In 1998, Merrill Lynch cited a rule of thumb that somewhere around 80-90% of all potentially usable business information may originate in unstructured form. This rule of thumb is not based on primary or any quantitative research, but nonetheless is accepted by some.
IDC and EMC project that data will grow to 40 zettabytes by 2020, resulting in a 50-fold growth from the beginning of 2010. Computer World states that unstructured information might account for more than 70%–80% of all data in organizations.
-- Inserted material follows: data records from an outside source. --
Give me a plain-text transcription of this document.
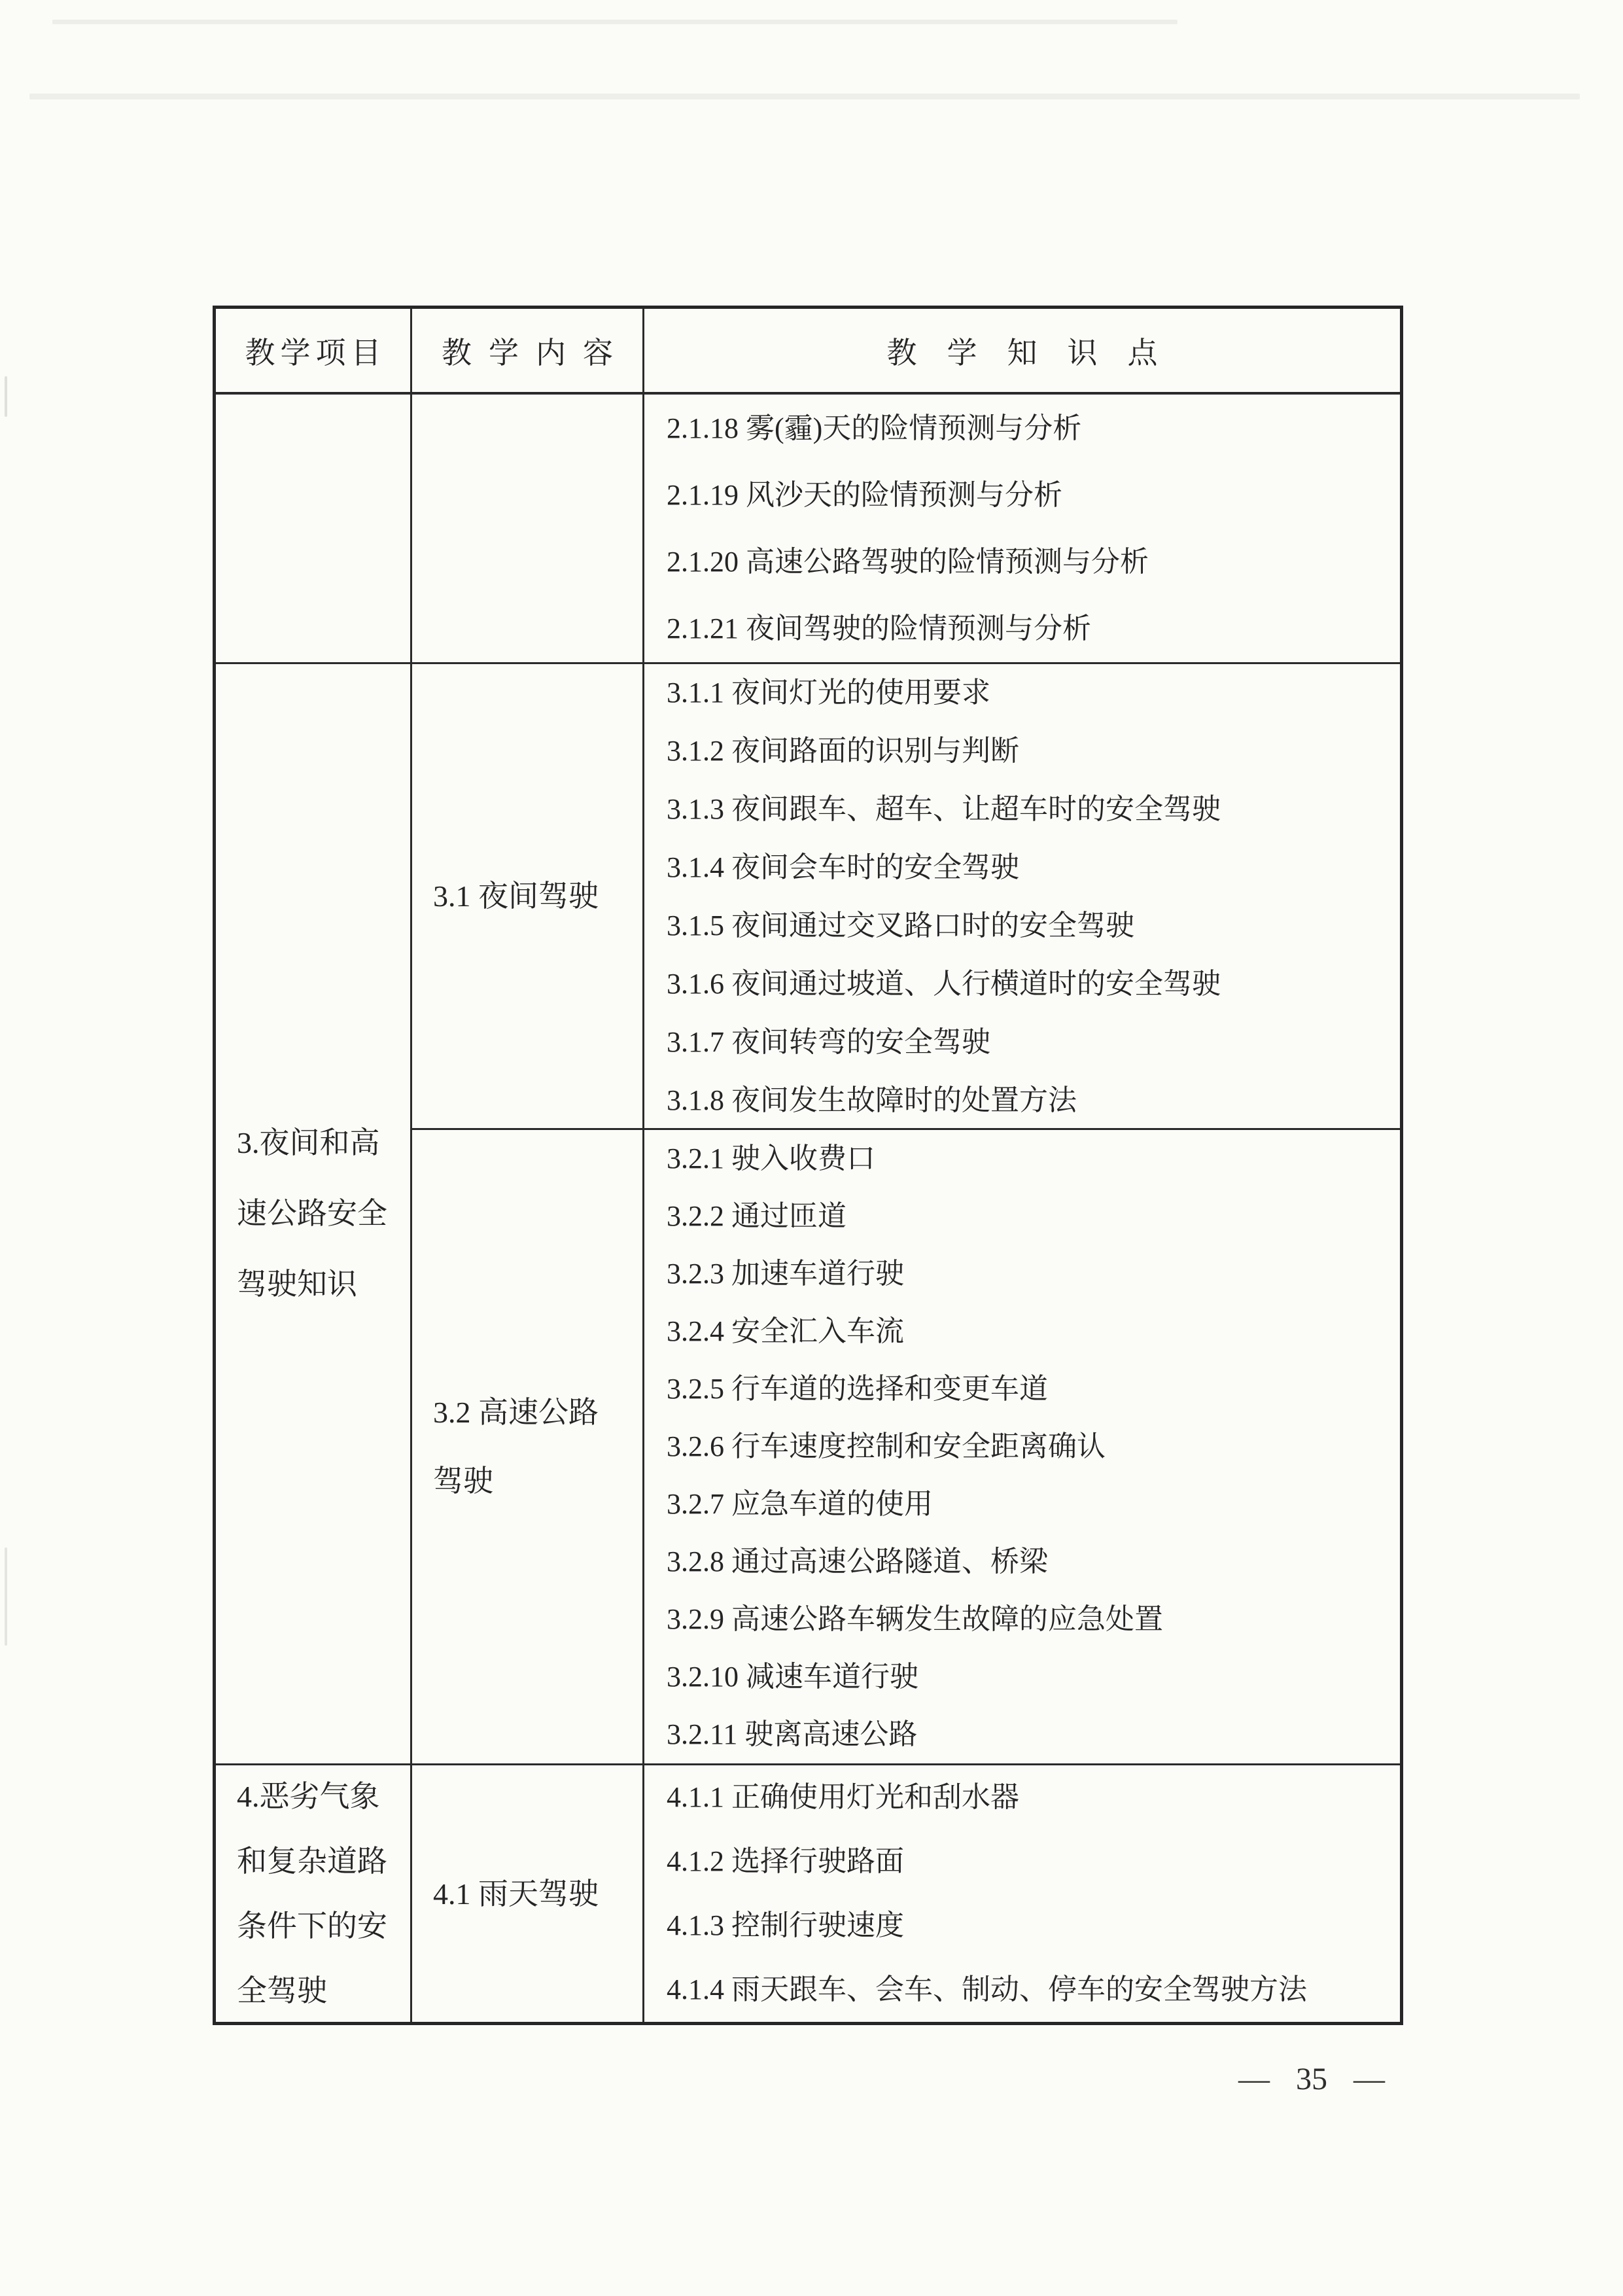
教学项目	教学内容	教学知识点
2.1.18 雾(霾)天的险情预测与分析
2.1.19 风沙天的险情预测与分析
2.1.20 高速公路驾驶的险情预测与分析
2.1.21 夜间驾驶的险情预测与分析
3.夜间和高
速公路安全
驾驶知识
3.1 夜间驾驶
3.1.1 夜间灯光的使用要求
3.1.2 夜间路面的识别与判断
3.1.3 夜间跟车、超车、让超车时的安全驾驶
3.1.4 夜间会车时的安全驾驶
3.1.5 夜间通过交叉路口时的安全驾驶
3.1.6 夜间通过坡道、人行横道时的安全驾驶
3.1.7 夜间转弯的安全驾驶
3.1.8 夜间发生故障时的处置方法
3.2 高速公路
驾驶
3.2.1 驶入收费口
3.2.2 通过匝道
3.2.3 加速车道行驶
3.2.4 安全汇入车流
3.2.5 行车道的选择和变更车道
3.2.6 行车速度控制和安全距离确认
3.2.7 应急车道的使用
3.2.8 通过高速公路隧道、桥梁
3.2.9 高速公路车辆发生故障的应急处置
3.2.10 减速车道行驶
3.2.11 驶离高速公路
4.恶劣气象
和复杂道路
条件下的安
全驾驶
4.1 雨天驾驶
4.1.1 正确使用灯光和刮水器
4.1.2 选择行驶路面
4.1.3 控制行驶速度
4.1.4 雨天跟车、会车、制动、停车的安全驾驶方法
— 35 —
The earliest research into business intelligence focused in on unstructured textual data, rather than numerical data. As early as 1958, CS researchers like H.P. Luhn were particularly concerned with the extraction and classification of unstructured text. However, only since the turn of the century has the technology caught up with the research interest. In 2004, the SAS Institute developed the SAS Text Miner, which uses SVD to reduce a hyper-dimensional textual space into smaller dimensions for significantly more efficient machine-analysis. The mathematical and technological advances sparked by machine textual analysis prompted a number of business to research applications, leading to the development of fields like sentiment analysis, voice of the customer mining, and call center optimization. The emergence of Big Data in the late 2000s led to a heightened interest in the applications of unstructured data analytics in contemporary fields such as predictive analytics and root cause analysis.